Updated: September 12, 2012 | 10:50 a.m.
September 12, 2012 | 10:03 a.m.
Secretary of State Hillary Rodham Clinton on Wednesday condemned "in the strongest terms this senseless act of violence" that resulted in the killing of American Ambassador Christopher Stevens in Libya.
She appeared at the State Department shortly before President Obama is to address the tragedy as well at the White House. Earlier, Republican Mitt Romney had criticized the White House for its handling of the situation.
The Americans were targeted in an attack in their car, trying to move to a safer venue away from the violent protests that erupted at the U.S. Consulate, Reuters reported. Stevens died of suffocation, while the three other personnel were killed by gunshot wounds, CBS News reports.
“Some have sought to justify this vicious behavior, along with the protest that took place at our Embassy in Cairo yesterday, as a response to inflammatory material posted on the Internet,” Clinton said. “America's commitment to religious tolerance goes back to the very beginning of our nation. But let me be clear. There is no justification for this. None.”
Clinton said she, like many Americans, questioned how such an attack could have happened "in a country we helped liberate, in a city we helped save from destruction."

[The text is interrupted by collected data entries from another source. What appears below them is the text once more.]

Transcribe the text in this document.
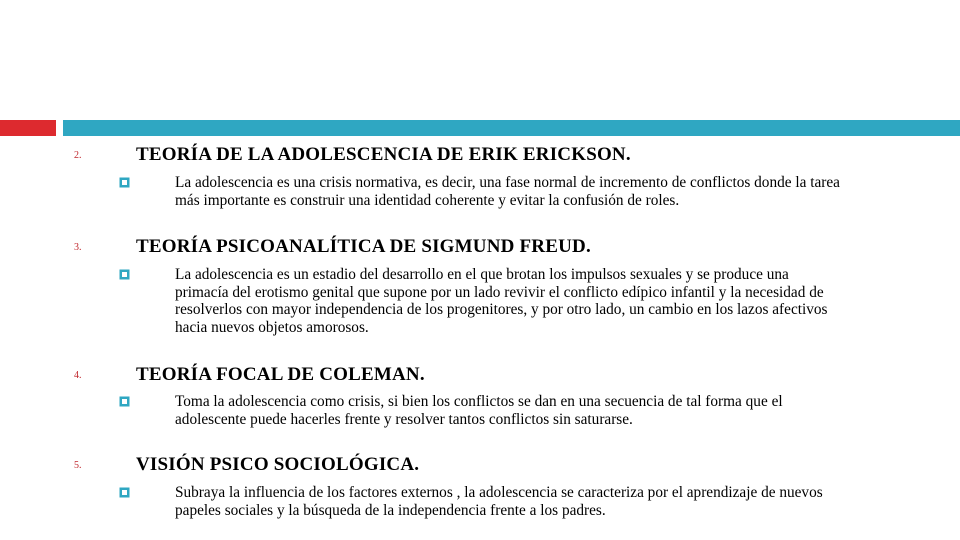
2.	TEORÍA DE LA ADOLESCENCIA DE ERIK ERICKSON.
La adolescencia es una crisis normativa, es decir, una fase normal de incremento de conflictos donde la tarea más importante es construir una identidad coherente y evitar la confusión de roles.
3.	TEORÍA PSICOANALÍTICA DE SIGMUND FREUD.
La adolescencia es un estadio del desarrollo en el que brotan los impulsos sexuales y se produce una primacía del erotismo genital que supone por un lado revivir el conflicto edípico infantil y la necesidad de resolverlos con mayor independencia de los progenitores, y por otro lado, un cambio en los lazos afectivos hacia nuevos objetos amorosos.
4.	TEORÍA FOCAL DE COLEMAN.
Toma la adolescencia como crisis, si bien los conflictos se dan en una secuencia de tal forma que el adolescente puede hacerles frente y resolver tantos conflictos sin saturarse.
5.	VISIÓN PSICO SOCIOLÓGICA.
Subraya la influencia de los factores externos , la adolescencia se caracteriza por el aprendizaje de nuevos papeles sociales y la búsqueda de la independencia frente a los padres.
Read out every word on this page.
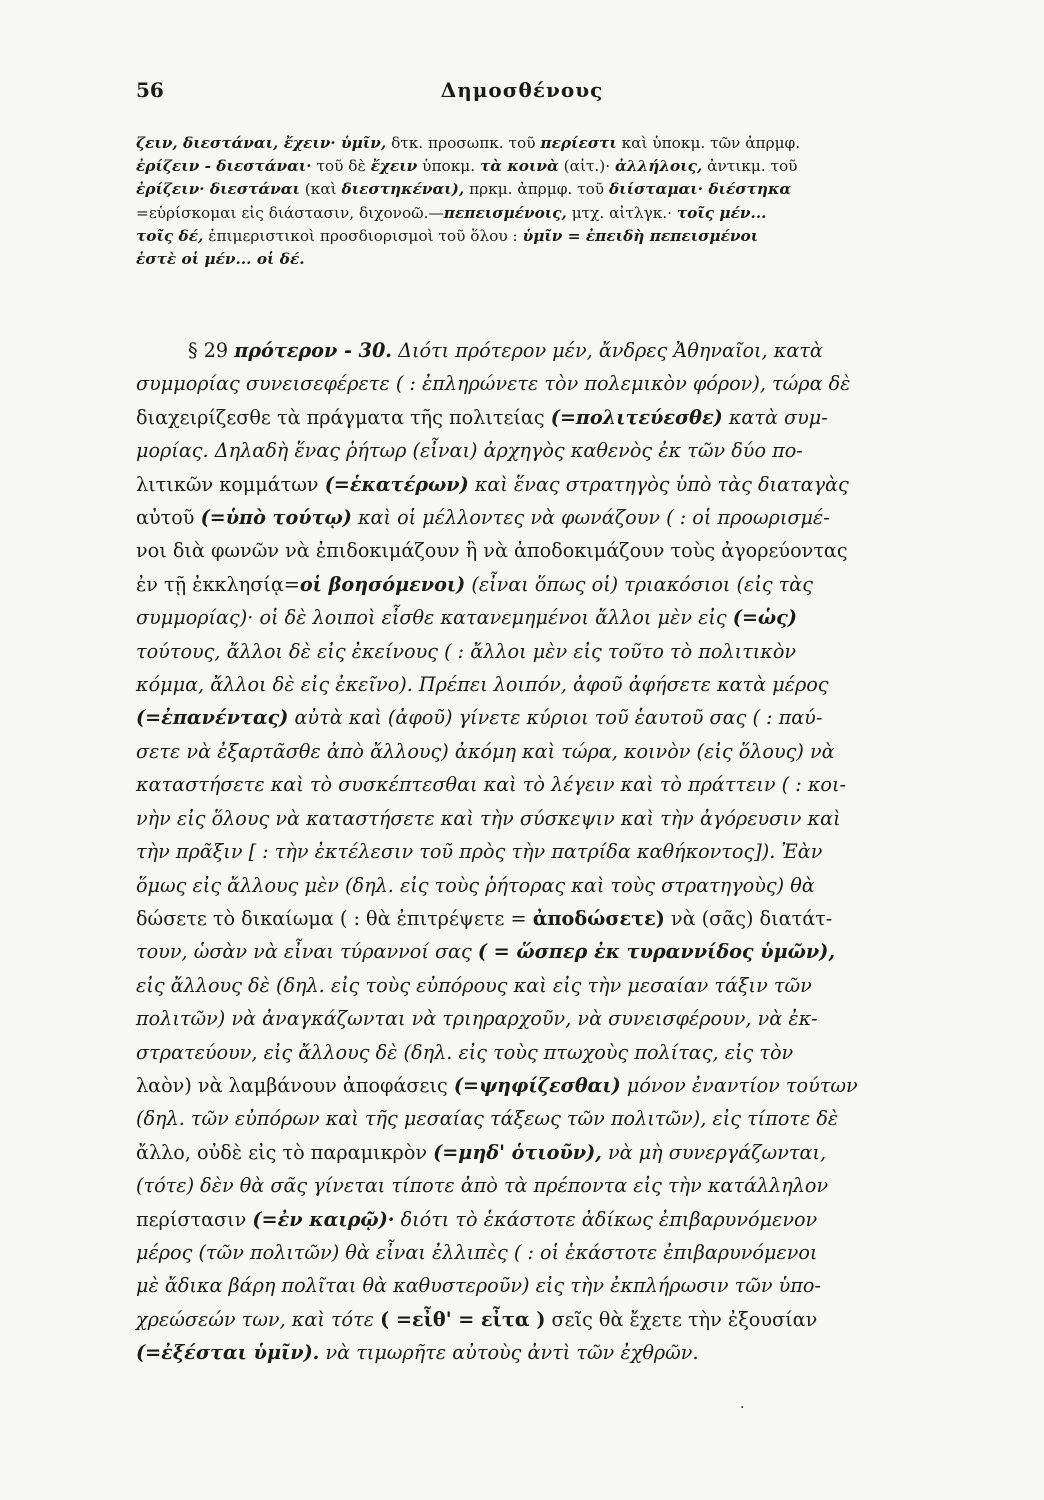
56	Δημοσθένους
ζειν, διεστάναι, ἔχειν· ὑμῖν, δτκ. προσωπκ. τοῦ περίεστι καὶ ὑποκμ. τῶν ἀπρμφ.
ἐρίζειν - διεστάναι· τοῦ δὲ ἔχειν ὑποκμ. τὰ κοινὰ (αἰτ.)· ἀλλήλοις, ἀντικμ. τοῦ
ἐρίζειν· διεστάναι (καὶ διεστηκέναι), πρκμ. ἀπρμφ. τοῦ διίσταμαι· διέστηκα
=εὑρίσκομαι εἰς διάστασιν, διχονοῶ.—πεπεισμένοις, μτχ. αἰτλγκ.· τοῖς μέν...
τοῖς δέ, ἐπιμεριστικοὶ προσδιορισμοὶ τοῦ ὅλου : ὑμῖν = ἐπειδὴ πεπεισμένοι
ἐστὲ οἱ μέν... οἱ δέ.
§ 29 πρότερον - 30. Διότι πρότερον μέν, ἄνδρες Ἀθηναῖοι, κατὰ
συμμορίας συνεισεφέρετε ( : ἐπληρώνετε τὸν πολεμικὸν φόρον), τώρα δὲ
διαχειρίζεσθε τὰ πράγματα τῆς πολιτείας (=πολιτεύεσθε) κατὰ συμ-
μορίας. Δηλαδὴ ἕνας ῥήτωρ (εἶναι) ἀρχηγὸς καθενὸς ἐκ τῶν δύο πο-
λιτικῶν κομμάτων (=ἑκατέρων) καὶ ἕνας στρατηγὸς ὑπὸ τὰς διαταγὰς
αὐτοῦ (=ὑπὸ τούτῳ) καὶ οἱ μέλλοντες νὰ φωνάζουν ( : οἱ προωρισμέ-
νοι διὰ φωνῶν νὰ ἐπιδοκιμάζουν ἢ νὰ ἀποδοκιμάζουν τοὺς ἀγορεύοντας
ἐν τῇ ἐκκλησίᾳ=οἱ βοησόμενοι) (εἶναι ὅπως οἱ) τριακόσιοι (εἰς τὰς
συμμορίας)· οἱ δὲ λοιποὶ εἶσθε κατανεμημένοι ἄλλοι μὲν εἰς (=ὡς)
τούτους, ἄλλοι δὲ εἰς ἐκείνους ( : ἄλλοι μὲν εἰς τοῦτο τὸ πολιτικὸν
κόμμα, ἄλλοι δὲ εἰς ἐκεῖνο). Πρέπει λοιπόν, ἀφοῦ ἀφήσετε κατὰ μέρος
(=ἐπανέντας) αὐτὰ καὶ (ἀφοῦ) γίνετε κύριοι τοῦ ἑαυτοῦ σας ( : παύ-
σετε νὰ ἐξαρτᾶσθε ἀπὸ ἄλλους) ἀκόμη καὶ τώρα, κοινὸν (εἰς ὅλους) νὰ
καταστήσετε καὶ τὸ συσκέπτεσθαι καὶ τὸ λέγειν καὶ τὸ πράττειν ( : κοι-
νὴν εἰς ὅλους νὰ καταστήσετε καὶ τὴν σύσκεψιν καὶ τὴν ἀγόρευσιν καὶ
τὴν πρᾶξιν [ : τὴν ἐκτέλεσιν τοῦ πρὸς τὴν πατρίδα καθήκοντος]). Ἐὰν
ὅμως εἰς ἄλλους μὲν (δηλ. εἰς τοὺς ῥήτορας καὶ τοὺς στρατηγοὺς) θὰ
δώσετε τὸ δικαίωμα ( : θὰ ἐπιτρέψετε = ἀποδώσετε) νὰ (σᾶς) διατάτ-
τουν, ὡσὰν νὰ εἶναι τύραννοί σας ( = ὥσπερ ἐκ τυραννίδος ὑμῶν),
εἰς ἄλλους δὲ (δηλ. εἰς τοὺς εὐπόρους καὶ εἰς τὴν μεσαίαν τάξιν τῶν
πολιτῶν) νὰ ἀναγκάζωνται νὰ τριηραρχοῦν, νὰ συνεισφέρουν, νὰ ἐκ-
στρατεύουν, εἰς ἄλλους δὲ (δηλ. εἰς τοὺς πτωχοὺς πολίτας, εἰς τὸν
λαὸν) νὰ λαμβάνουν ἀποφάσεις (=ψηφίζεσθαι) μόνον ἐναντίον τούτων
(δηλ. τῶν εὐπόρων καὶ τῆς μεσαίας τάξεως τῶν πολιτῶν), εἰς τίποτε δὲ
ἄλλο, οὐδὲ εἰς τὸ παραμικρὸν (=μηδ' ὁτιοῦν), νὰ μὴ συνεργάζωνται,
(τότε) δὲν θὰ σᾶς γίνεται τίποτε ἀπὸ τὰ πρέποντα εἰς τὴν κατάλληλον
περίστασιν (=ἐν καιρῷ)· διότι τὸ ἑκάστοτε ἀδίκως ἐπιβαρυνόμενον
μέρος (τῶν πολιτῶν) θὰ εἶναι ἐλλιπὲς ( : οἱ ἑκάστοτε ἐπιβαρυνόμενοι
μὲ ἄδικα βάρη πολῖται θὰ καθυστεροῦν) εἰς τὴν ἐκπλήρωσιν τῶν ὑπο-
χρεώσεών των, καὶ τότε ( =εἶθ' = εἶτα ) σεῖς θὰ ἔχετε τὴν ἐξουσίαν
(=ἐξέσται ὑμῖν). νὰ τιμωρῆτε αὐτοὺς ἀντὶ τῶν ἐχθρῶν.
.
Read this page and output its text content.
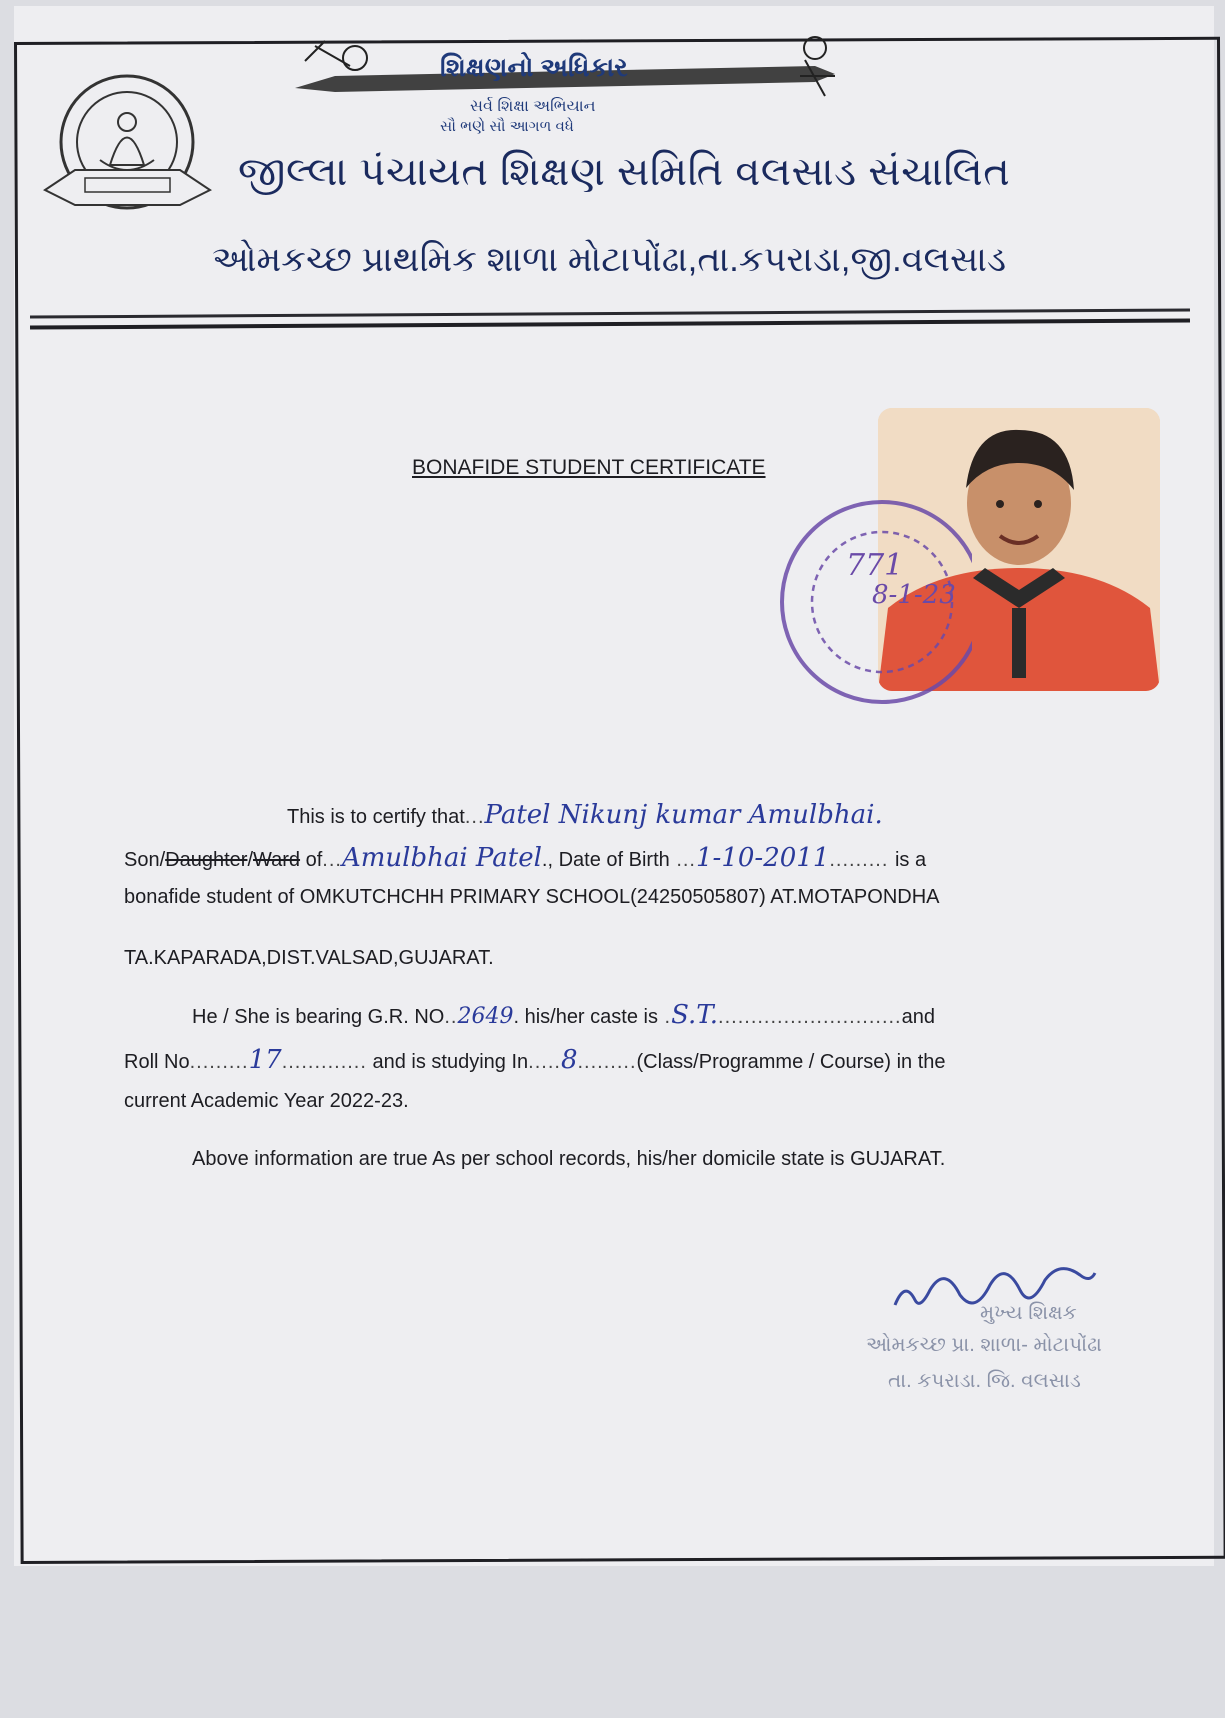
શિક્ષણનો અધિકાર
સર્વ શિક્ષા અભિયાન
સૌ ભણે સૌ આગળ વધે
જીલ્લા પંચાયત શિક્ષણ સમિતિ વલસાડ સંચાલિત
ઓમકચ્છ પ્રાથમિક શાળા મોટાપોંઢા,તા.કપરાડા,જી.વલસાડ
BONAFIDE STUDENT CERTIFICATE
771
8-1-23
This is to certify that...Patel Nikunj kumar Amulbhai.
Son/Daughter/Ward of...Amulbhai Patel., Date of Birth ...1-10-2011......... is a
bonafide student of OMKUTCHCHH PRIMARY SCHOOL(24250505807) AT.MOTAPONDHA
TA.KAPARADA,DIST.VALSAD,GUJARAT.
He / She is bearing G.R. NO..2649. his/her caste is .S.T.............................and
Roll No.........17............. and is studying In.....8.........(Class/Programme / Course) in the
current Academic Year 2022-23.
Above information are true As per school records, his/her domicile state is GUJARAT.
મુખ્ય શિક્ષક
ઓમકચ્છ પ્રા. શાળા- મોટાપોંઢા
તા. કપરાડા. જિ. વલસાડ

Still, Clinton said Americans must be "clear eyed" about the mission that will continue in Libya and blamed the attack on a "small and savage" group. "Everywhere Chris and his team went in Libya, in a country scarred by war and tyranny, they were hailed as friends and partners. And when the attack came yesterday, Libyans stood and fought to defend our post. Some were wounded. Libyans carried Chris's body to the hospital and they helped rescue and lead other Americans to safety." Clinton said Libyan President Mohammed Yussef Magariaf also condemned the violence and promised to help pursue those responsible.
Clinton said the friendship between the two countries would not become "another casualty of this attack."